Sorry, it is in a book of dishcloth patterns so copyrighted.
I will find the book and let you know the name though. Bought it from Herrschners or Mary Maxim a long time ago.

It is from Leisure Arts and I know they have a few more books. I have never seen this at Walmart or Michaels though.

I gave all my frogs away so now I will make another that I will keep!!! It is National Frog Week after all.


----------



## hennalady (Nov 12, 2011)

More delightful little froggies 
http://crochetroo.blogspot.com/2008/02/frog-beanie-for-dorky-kid-free-crochet.html
I dont know if this has already been posted...
http://www.ravelry.com/patterns/library/frog
Frog Graph
http://www.ravelry.com/patterns/library/frog-graph
http://www.ravelry.com/patterns/library/frog-prince-3 :mrgreen: :mrgreen: :mrgreen:


----------



## hennalady (Nov 12, 2011)

ladysjk said:


> Yikes!!!! I'M gonna make that one, and that one, and .....are all the ones above on the same site...oh by the way, did ya miss me. Think I wasn't coming out to play today??


How cute is this???
http://www.ravelry.com/patterns/library/frog-pond-bag


----------



## hennalady (Nov 12, 2011)

Oh, it looks like the one I just posted!! You should show yours off when you get it done. I would love to see it 


SylviaC said:


> Sorry, it is in a book of dishcloth patterns so copyrighted.
> I will find the book and let you know the name though. Bought it from Herrschners or Mary Maxim a long time ago.
> 
> It is from Leisure Arts and I know they have a few more books. I have never seen this at Walmart or Michaels though.
> ...


----------



## SylviaC (Aug 14, 2011)

Will do. 
Just need to decide if I will do it in green again or not - probably will and maybe a white one too which can be bleached.


----------



## hennalady (Nov 12, 2011)

SylviaC said:


> Will do.
> Just need to decide if I will do it in green again or not - probably will and maybe a white one too which can be bleached.

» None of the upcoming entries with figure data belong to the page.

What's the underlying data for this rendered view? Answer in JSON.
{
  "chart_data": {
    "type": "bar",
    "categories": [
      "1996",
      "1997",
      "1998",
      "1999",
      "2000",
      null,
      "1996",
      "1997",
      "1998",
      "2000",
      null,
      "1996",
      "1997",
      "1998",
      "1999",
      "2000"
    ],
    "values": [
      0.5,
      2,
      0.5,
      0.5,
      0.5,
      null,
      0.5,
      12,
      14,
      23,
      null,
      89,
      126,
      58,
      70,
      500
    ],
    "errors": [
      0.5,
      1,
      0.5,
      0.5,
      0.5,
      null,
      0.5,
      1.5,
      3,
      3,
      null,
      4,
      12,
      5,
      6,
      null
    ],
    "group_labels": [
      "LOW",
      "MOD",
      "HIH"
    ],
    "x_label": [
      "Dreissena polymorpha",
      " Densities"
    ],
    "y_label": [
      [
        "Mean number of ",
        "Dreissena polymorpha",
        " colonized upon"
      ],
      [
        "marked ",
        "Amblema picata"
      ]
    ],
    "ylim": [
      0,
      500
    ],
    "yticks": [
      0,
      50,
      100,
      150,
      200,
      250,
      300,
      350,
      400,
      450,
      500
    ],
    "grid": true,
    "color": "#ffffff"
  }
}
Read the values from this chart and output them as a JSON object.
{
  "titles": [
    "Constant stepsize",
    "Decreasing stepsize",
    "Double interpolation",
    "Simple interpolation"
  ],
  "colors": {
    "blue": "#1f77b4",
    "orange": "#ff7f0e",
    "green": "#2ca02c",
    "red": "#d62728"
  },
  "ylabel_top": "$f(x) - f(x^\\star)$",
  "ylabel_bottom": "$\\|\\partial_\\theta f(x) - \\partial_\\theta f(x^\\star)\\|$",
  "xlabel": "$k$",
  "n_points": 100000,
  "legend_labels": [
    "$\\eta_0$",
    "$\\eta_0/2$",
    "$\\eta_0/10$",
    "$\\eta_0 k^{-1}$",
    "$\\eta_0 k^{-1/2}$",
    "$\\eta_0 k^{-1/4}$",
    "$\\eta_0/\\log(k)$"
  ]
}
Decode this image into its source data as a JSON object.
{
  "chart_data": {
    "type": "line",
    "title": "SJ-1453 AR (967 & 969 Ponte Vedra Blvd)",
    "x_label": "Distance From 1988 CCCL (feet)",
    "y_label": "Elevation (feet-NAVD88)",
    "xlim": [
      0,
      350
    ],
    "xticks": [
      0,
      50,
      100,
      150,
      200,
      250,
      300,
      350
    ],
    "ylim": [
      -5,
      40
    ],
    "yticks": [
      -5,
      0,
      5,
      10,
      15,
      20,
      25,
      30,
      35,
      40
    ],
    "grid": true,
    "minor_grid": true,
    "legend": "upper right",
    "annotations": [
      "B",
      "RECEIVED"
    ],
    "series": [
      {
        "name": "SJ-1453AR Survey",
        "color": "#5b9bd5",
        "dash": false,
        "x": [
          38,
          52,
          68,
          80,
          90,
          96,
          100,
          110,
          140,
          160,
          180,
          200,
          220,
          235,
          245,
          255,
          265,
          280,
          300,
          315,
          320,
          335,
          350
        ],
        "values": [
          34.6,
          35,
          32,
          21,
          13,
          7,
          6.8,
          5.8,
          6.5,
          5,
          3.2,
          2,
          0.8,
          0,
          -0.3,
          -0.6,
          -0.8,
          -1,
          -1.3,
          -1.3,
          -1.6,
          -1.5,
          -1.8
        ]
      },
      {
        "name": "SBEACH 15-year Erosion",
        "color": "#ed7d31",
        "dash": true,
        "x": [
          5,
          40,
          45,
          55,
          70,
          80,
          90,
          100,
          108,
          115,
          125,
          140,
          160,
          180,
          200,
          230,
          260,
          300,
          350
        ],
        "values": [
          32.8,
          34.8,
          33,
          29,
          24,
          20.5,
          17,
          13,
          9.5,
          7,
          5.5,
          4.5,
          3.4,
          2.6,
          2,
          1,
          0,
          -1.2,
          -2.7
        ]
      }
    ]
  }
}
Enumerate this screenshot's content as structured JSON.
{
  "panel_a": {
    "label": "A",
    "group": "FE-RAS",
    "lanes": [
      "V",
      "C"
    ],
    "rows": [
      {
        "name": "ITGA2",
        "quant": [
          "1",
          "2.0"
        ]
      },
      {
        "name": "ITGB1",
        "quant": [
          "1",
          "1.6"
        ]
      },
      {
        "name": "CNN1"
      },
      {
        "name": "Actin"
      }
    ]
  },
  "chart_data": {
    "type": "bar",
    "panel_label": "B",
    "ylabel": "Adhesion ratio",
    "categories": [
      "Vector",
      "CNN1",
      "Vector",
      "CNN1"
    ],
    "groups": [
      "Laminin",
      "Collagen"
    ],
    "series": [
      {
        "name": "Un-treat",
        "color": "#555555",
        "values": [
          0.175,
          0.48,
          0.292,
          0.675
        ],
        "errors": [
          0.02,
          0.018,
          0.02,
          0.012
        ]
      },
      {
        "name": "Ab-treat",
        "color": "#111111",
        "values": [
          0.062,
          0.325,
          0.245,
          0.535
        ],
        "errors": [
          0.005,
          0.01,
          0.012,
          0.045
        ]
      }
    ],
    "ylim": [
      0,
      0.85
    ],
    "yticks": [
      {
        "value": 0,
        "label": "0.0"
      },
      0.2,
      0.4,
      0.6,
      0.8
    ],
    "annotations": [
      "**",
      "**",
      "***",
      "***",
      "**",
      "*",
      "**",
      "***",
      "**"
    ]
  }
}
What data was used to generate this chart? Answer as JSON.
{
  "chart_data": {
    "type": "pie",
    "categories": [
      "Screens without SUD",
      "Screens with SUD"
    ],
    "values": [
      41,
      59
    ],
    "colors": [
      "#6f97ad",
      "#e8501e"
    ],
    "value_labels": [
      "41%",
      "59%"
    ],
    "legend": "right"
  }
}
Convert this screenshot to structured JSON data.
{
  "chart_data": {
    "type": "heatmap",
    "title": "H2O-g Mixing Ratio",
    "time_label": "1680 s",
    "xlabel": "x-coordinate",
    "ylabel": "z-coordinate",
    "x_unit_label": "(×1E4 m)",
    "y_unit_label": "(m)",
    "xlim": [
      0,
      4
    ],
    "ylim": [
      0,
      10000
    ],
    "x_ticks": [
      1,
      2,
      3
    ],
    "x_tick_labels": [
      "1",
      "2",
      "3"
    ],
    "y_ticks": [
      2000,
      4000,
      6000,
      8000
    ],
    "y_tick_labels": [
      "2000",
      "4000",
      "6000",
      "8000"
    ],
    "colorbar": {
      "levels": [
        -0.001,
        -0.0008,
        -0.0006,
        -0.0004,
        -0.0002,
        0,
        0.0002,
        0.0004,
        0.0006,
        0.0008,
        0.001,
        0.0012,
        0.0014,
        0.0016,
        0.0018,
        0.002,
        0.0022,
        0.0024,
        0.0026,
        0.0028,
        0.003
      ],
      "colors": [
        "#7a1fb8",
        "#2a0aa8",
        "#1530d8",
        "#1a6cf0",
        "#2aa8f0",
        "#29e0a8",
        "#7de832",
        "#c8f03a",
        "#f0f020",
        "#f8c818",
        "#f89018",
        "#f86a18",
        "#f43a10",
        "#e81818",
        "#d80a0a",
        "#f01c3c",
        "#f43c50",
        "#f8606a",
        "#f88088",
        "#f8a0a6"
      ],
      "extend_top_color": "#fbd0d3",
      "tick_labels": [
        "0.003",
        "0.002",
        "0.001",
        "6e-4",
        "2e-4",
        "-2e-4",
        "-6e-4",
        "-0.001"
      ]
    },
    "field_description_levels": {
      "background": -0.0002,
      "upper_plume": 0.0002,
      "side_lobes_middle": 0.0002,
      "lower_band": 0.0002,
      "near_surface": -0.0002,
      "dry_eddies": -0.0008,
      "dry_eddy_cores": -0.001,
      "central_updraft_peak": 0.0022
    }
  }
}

Could just save it for the shower in green.... I love my shower ones. I made 2. One a bit smaller for my face so I dont mix em up


----------



## SylviaC (Aug 14, 2011)

So how do you like my shower curtain? 
Think I have some cotton similar shade of green....


----------



## SylviaC (Aug 14, 2011)

So here is my green frog dishcloth. Took just over an hour to knit.

I think it matches my shower curtain nicely. It is closer to the shower curtain frog colour in real life..


----------



## hennalady (Nov 12, 2011)

OK, I am officially Jealous! That is so cute I cant stand it  So I guess you now have a shower cloth to pamper yourself with???


----------



## SylviaC (Aug 14, 2011)

Yep!!
I got the shower curtain from Sears (I think) about 20 years ago and it is almost like new. Just needs a good wash to get the soap scum off again...that's the problem with plastic ones.
So next time I shower, I will spray it while it is still warm, wait a few minutes and rinse it with water and it will be like new again. 
I love it


----------



## ladysjk (Dec 16, 2011)

I don't wanna play no more, you have the cutest shower curtain, I just have a stupid beach one, dumb shower curtain anyway. Yes Kim, I deeply admire the frog bag with the frogs in it....nice for my great niece maybe, get her to collecting frogs too, got her sister onto turtles. Well not ON turtles, but collecting them.


----------